From March 2020 to January 2022, Los Angeles (27 percent) and the Inland Empire (24 percent) regions together accounted for 51 percent of California’s COVID-19 WC claims, followed by the Bay Area (15 percent), the Central Valley (13 percent), San Diego (7 percent), and the more rural Central Coast (5 percent) and the Sacramento Valley (5 percent). The Eastern Sierra Foothills, North State- Shasta, and the North Sacramento Valley regions, comprised of several counties with a small number of claims, together accounted for 4 percent of the COVID-19 WC claims filed during the same period.

Currently the projected costs of COVID-19 claims in the insured sector for accident years 2020 and 2021 are over $1 billion in total, with over $850 million in 2020 and $210 million in 2021, when estimated using the actual claim counts and reported cost information. The estimated systemwide cost of the COVID-19 claims in 2020 is $1.25 billion.

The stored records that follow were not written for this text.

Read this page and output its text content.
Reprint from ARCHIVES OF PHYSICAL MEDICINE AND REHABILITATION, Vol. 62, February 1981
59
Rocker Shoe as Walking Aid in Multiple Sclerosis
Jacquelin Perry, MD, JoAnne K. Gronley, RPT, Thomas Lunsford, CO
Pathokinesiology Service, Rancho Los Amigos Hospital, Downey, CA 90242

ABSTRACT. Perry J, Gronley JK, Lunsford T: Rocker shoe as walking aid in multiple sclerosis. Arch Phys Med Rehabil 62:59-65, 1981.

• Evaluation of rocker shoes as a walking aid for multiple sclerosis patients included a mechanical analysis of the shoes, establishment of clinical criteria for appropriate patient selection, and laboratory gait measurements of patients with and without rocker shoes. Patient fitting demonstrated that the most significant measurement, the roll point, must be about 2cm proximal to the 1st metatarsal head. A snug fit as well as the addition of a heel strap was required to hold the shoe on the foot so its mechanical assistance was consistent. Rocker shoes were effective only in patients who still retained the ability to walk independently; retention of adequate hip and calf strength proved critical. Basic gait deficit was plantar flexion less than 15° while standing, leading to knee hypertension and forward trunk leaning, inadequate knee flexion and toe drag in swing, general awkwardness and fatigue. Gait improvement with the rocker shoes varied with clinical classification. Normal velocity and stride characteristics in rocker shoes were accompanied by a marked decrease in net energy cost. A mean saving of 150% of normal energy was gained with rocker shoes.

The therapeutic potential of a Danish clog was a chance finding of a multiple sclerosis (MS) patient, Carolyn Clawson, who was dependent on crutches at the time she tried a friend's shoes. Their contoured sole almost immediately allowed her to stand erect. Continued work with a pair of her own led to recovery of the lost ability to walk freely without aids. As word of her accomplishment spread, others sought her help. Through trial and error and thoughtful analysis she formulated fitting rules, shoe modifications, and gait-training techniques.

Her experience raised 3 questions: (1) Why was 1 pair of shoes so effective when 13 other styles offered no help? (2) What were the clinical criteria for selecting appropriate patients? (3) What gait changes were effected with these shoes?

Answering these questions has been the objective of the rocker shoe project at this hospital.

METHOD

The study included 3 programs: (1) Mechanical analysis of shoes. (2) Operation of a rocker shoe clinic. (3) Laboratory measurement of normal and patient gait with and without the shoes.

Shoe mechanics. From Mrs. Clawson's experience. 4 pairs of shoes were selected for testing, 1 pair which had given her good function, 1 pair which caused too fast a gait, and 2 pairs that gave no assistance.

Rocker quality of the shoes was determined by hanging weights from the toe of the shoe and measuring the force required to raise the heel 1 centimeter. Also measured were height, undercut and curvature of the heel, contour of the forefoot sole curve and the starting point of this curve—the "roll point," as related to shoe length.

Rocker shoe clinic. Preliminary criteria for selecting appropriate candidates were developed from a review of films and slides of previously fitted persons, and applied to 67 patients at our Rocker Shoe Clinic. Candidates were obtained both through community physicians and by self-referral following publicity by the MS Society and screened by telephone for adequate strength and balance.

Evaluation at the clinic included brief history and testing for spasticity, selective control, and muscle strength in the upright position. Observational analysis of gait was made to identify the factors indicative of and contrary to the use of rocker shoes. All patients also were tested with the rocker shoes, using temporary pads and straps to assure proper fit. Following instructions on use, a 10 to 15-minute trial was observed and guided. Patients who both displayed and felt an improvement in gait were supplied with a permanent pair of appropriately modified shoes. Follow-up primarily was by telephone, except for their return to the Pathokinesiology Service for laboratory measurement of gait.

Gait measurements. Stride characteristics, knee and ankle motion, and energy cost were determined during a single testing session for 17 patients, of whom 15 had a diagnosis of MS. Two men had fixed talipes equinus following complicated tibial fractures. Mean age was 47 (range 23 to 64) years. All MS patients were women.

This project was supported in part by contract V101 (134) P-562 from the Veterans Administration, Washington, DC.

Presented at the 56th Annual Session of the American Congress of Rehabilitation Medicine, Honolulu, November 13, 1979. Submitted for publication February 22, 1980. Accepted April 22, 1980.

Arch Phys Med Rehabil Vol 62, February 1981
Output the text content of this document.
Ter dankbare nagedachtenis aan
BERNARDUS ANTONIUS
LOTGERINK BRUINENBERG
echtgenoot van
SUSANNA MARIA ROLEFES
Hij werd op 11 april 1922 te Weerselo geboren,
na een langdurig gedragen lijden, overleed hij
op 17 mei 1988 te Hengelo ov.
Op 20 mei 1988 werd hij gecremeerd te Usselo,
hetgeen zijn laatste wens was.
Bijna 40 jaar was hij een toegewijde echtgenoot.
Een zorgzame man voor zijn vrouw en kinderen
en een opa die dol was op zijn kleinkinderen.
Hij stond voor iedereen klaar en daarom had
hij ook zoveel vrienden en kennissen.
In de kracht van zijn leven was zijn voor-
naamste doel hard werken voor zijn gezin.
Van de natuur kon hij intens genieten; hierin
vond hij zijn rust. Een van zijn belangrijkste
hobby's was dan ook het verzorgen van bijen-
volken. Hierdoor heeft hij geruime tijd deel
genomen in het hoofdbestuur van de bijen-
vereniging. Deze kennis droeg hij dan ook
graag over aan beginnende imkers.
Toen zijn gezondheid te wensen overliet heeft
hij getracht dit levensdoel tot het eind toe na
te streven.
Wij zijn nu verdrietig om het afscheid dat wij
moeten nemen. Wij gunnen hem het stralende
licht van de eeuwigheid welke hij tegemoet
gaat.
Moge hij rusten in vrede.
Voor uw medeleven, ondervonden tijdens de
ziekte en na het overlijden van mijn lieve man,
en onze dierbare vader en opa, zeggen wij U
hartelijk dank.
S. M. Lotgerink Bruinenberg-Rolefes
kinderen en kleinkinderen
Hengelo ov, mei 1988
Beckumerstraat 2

The projected average cost of a COVID-19 claim differs significantly by the severity of the illness, increasing from $3,000 for the mild symptom cases to $382,000 for the death claims. The average cost of all COVID-19 claims based on reported information was $19,000 which is below the initial projections of $34,000 due to a higher proportion of mild claims being filed than initially projected. Also a much higher than projected share of COVID-19 claims were filed by younger workers who are more likely to have mild COVID-19 symptoms.

Potential losses are associated with aggravation of preexisting conditions and the possibility that a claimant could become a “long-hauler” (one who continues to suffer the effects of COVID-19 long after a typical recovery course). Up to an estimated 10 percent of COVID-19 cases will experience prolonged symptoms occurring across all levels of disease severity – from mild cases to those requiring hospitalization and intensive care. Management of procedures and treatments related to long-haul COVID-19 cases are considered serious medical cost drivers.

The federal National Institutes of Health launched an initiative to study the causes, means of prevention, and treatment of long-haul COVID-19 cases.